As noted by Vremya Novostei, most of all, the authorities and their anti-terrorist initiatives resemble “a seller who wants to make a buyer purchase a useless item.” Citizens have a keen feeling for lack of security, “and they are offered to seize the opportunity and buy some more of power vertical.”
This is an unfair and cynical bargain, stresses the newspaper, “though it might seem that cynicism is misplaced concerning those who are called to fighting against the common enemy side by side.”
However, as reported at the start of the week, the Kremlin has finally decided that all required explanations concerning the reform have been provided and shelving this cause is senseless.
The president has already announced that a draft law on altering the order of forming the regional executive bodies has been submitted into the Duma – a month earlier than the date declared!
The press predicts that if no extra obstacles emerge (in contrast to the citizens the State Duma and governors have already displayed their readiness for supporting the president’s initiatives), the country will start living under the new law by the end of the coming year.
It has been decided to speed up the process of submitting this bill into the parliament because the media war surrounding this bill has been factually lost, Iosif Diskin, co-chairman of the National Strategy Council explained for Vremya Novostei.
“Tension is high in society and any pause is being interpreted as disfavor with the president. Suspicion is spreading and most fantastic projects and ideas are being forwarded, which is undermining the confidence in the president’s intentions. Submitting this project as fast as possible gives determination – the debating now won’t go beyond the well-regulated Duma procedures,” Diskin explained.
In the meantime, Alexander Konovalov, president of the Institute for Strategic Assessments has made a more straightforward statement: “Governors may offer serious resistance… It is required to catch the chance now that they are “filed” and they all said on TV that this idea is brilliant, otherwise they take a break and contrive something.
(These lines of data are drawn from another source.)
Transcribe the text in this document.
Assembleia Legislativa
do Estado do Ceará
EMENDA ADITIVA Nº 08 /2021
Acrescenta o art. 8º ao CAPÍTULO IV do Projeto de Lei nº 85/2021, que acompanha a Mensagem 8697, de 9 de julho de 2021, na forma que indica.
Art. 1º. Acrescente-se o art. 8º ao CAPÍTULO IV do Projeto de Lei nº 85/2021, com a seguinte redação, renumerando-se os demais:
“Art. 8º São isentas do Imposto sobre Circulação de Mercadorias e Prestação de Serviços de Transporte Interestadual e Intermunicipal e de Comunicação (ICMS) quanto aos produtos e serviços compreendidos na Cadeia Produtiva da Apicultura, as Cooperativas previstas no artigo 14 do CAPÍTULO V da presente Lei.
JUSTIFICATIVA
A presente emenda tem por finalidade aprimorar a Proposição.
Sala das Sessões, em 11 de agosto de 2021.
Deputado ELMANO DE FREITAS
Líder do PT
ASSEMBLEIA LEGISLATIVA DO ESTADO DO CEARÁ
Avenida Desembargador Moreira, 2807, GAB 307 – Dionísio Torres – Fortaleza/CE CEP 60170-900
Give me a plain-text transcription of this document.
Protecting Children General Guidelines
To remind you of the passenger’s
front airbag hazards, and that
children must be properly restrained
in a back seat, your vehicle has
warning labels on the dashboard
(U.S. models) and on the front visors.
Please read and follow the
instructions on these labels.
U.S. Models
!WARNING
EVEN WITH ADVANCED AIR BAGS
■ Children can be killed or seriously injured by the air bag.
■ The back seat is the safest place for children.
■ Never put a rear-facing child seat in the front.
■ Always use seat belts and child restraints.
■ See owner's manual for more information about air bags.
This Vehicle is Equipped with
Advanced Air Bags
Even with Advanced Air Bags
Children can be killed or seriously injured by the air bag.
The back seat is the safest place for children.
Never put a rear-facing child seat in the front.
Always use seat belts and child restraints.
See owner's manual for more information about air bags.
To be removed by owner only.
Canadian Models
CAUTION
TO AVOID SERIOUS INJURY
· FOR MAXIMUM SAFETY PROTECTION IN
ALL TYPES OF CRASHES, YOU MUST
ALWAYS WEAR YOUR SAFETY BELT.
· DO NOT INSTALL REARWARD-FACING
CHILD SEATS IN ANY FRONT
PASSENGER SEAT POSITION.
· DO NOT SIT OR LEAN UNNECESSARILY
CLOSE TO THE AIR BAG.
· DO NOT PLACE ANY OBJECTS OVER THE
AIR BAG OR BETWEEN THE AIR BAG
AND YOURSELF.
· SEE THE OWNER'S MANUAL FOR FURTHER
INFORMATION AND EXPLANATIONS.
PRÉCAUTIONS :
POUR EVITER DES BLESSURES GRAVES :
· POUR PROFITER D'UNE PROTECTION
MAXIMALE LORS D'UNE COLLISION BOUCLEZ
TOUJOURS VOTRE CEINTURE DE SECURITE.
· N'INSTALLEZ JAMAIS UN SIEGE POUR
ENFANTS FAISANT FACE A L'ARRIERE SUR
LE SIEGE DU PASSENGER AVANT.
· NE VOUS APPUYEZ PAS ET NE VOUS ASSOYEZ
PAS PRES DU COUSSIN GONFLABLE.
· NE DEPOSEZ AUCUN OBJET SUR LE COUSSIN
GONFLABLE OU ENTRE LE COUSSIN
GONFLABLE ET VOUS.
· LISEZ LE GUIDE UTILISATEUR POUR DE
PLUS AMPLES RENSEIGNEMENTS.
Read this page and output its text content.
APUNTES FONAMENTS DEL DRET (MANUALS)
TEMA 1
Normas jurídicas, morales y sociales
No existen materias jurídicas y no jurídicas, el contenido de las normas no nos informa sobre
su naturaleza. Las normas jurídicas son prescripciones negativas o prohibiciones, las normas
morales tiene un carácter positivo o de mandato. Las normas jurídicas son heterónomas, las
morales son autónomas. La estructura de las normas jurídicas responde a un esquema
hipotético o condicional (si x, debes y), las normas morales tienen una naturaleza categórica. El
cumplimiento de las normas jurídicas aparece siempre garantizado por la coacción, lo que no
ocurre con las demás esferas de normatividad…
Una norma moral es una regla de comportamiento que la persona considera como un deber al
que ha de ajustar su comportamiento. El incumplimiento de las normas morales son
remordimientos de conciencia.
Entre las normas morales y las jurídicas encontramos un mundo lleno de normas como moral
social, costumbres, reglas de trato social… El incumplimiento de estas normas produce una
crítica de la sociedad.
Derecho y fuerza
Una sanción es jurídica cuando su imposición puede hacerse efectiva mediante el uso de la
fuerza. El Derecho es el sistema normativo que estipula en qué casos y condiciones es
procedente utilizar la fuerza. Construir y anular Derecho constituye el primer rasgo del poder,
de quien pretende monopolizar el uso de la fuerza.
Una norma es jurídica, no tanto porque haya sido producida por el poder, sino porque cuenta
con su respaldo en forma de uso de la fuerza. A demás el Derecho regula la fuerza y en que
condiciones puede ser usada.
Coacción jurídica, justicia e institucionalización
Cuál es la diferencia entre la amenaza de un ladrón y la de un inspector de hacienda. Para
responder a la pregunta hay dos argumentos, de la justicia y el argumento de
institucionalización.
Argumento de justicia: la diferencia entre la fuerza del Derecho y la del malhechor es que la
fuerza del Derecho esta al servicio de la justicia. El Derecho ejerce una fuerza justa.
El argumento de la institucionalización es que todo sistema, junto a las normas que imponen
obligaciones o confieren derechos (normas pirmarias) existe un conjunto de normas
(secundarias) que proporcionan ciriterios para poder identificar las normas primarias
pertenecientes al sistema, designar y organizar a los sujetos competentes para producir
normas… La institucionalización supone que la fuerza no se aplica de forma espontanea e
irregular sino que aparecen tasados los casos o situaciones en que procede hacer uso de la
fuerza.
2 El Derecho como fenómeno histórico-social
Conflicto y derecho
It won’t surprise me if the bill is considered within the week.”
Neither the governors, nor the people will manage to come around within a week, in case nothing serious occurs.
Boris Berezovsky, Putin’s most ardent opponent has lately said in an interview for Sobesednik weekly: “The people suffering from terror will no longer be able to stay as passive as before.”
At any rate, they won’t be able to stay passive for long – in case the terrorist war keeps going.
“Therefore, I think the period of Putin’s stay is counted by the number of terrorist attacks,” Berezovsky remarked philosophically.